I learned to fly a Cessna 150 (“Beetle of the skies”) at the same time I learned to drive. I remember:
[ul]
[li]learning to recover from a stall. My dad, a WW2 pilot (who hadn’t flown in quite some time) told me to push the nose down after losing lift. Of course we went into a dive. I would have heard my instructor yelling at me if my feet weren’t around my ears.[/li][li]pulling on the carb heat on approach, and instead of coming out the usual 6 inches or so, the knob came out about 2 feet. “Well damn, that’s not supposed to happen.”my first case of vertigo. Not fun at all to realize how unaware of your own body’s position relative to this world you can get. [/li][li]my first spin. Awesome.[/li][/ul]I gotta get back in a plane. Or maybe a helicopter. Johnny L.A., I took my first helicopter ride last summer when a mosquito commission pilot took me up over Cape May. What a terrific ride! I felt like a bird.

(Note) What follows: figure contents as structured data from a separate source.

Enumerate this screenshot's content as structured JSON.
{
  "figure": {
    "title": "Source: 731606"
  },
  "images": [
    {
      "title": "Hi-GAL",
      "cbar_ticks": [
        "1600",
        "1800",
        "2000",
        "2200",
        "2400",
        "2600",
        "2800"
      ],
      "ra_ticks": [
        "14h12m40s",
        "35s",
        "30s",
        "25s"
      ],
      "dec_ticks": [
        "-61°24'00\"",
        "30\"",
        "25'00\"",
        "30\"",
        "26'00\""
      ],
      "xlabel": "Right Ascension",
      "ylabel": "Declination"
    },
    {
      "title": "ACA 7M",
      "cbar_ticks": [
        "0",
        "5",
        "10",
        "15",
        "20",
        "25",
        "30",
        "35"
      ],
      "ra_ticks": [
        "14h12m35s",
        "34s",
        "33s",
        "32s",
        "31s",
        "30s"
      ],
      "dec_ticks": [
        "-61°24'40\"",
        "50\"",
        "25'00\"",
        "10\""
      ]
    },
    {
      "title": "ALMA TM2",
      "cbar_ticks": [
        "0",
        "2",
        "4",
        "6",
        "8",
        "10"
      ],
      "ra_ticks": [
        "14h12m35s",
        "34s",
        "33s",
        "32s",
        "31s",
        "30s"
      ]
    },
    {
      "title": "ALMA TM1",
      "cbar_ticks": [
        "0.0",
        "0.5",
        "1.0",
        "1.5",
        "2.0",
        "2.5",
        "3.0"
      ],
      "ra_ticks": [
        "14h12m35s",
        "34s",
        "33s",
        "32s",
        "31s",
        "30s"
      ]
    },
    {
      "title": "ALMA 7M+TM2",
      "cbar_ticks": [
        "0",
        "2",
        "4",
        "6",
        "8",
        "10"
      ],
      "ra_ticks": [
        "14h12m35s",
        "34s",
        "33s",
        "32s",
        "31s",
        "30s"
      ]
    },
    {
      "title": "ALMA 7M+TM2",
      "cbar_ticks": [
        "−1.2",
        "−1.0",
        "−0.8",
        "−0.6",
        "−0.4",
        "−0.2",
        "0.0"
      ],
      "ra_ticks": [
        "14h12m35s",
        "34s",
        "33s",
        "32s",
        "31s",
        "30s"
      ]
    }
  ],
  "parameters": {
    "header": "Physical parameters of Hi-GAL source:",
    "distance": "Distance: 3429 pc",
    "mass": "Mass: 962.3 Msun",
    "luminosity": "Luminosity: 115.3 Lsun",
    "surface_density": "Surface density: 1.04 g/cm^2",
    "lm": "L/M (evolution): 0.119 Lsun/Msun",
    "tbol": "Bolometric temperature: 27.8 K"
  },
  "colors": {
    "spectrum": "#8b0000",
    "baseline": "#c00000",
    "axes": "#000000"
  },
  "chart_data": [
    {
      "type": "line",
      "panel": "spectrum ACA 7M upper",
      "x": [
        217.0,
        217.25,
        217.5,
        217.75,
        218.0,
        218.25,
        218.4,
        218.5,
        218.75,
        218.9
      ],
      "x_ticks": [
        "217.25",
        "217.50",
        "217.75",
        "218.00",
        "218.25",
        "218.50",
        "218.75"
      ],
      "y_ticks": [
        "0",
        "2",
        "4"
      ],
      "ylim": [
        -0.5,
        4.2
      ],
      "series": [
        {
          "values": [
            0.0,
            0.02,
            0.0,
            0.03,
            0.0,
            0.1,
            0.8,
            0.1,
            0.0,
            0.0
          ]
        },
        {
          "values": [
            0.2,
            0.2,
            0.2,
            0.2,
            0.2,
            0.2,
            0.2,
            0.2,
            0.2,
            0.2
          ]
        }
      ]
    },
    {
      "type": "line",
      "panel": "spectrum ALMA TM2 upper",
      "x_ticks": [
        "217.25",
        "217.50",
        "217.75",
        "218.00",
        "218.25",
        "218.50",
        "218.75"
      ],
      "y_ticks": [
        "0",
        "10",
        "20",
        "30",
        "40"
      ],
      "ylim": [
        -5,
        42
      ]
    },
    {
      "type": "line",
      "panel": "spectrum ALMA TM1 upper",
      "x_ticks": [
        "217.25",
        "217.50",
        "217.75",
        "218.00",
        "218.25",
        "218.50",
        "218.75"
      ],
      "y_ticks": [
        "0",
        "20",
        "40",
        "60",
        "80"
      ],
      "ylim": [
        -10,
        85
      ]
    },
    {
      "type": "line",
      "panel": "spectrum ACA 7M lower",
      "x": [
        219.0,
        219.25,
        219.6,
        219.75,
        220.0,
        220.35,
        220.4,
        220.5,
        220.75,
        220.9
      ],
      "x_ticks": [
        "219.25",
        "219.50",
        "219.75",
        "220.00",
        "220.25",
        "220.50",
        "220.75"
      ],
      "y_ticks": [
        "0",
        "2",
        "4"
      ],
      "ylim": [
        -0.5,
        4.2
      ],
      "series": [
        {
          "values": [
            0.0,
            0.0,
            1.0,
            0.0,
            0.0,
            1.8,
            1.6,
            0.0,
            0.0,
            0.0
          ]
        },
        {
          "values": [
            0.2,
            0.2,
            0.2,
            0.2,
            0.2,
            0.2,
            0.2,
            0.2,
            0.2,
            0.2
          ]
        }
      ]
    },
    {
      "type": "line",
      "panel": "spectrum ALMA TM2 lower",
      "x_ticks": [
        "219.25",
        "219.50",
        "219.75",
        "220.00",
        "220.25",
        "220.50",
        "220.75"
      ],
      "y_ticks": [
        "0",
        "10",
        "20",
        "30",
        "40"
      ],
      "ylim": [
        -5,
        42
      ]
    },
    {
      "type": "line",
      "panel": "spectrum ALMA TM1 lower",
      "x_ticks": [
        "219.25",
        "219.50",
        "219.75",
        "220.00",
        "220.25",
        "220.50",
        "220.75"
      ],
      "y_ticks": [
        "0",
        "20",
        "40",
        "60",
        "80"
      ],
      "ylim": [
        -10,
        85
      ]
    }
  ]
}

Love your stories, Broomstick!

Well, since I mentioned the accident I might as well tie up that loose end, even if it’s not mundane.

A gentleman at the local airport who owns a VariEze felt compelled to make and emergency landing onto Ridge Road about an hour after dark on Sunday. Why he felt this was necessary I don’t know, it could be any of several reasons. It must have been serious, because at that point he’s almost exactly between two airports, both about 6 miles away. It’s also pretty much the only lighted strip of pavement wide enough to land on other than the two runways in the immediate vicinity.

Apparently, he successfully merged with the flow of traffic on the road, dodging numerous overhead powerlines. Scared the dickens out of the folks on the road, at least one of which thought a UFO was landing (if you’ve never seen a VariEze – that’s actually an understandable mistake, they are weird looking airplanes). Unfortunately, while rolling down the road he clipped a lightpole with a wing with disasterous results.

In other words, he made a successful emergency landing, then had a traffic accident.

Anyhow, the plane is destroyed. No one else got hurt. The pilot has some broken bones and other serious injuries to his legs and pelvis, but, baring complications, he is expected to make a full recovery.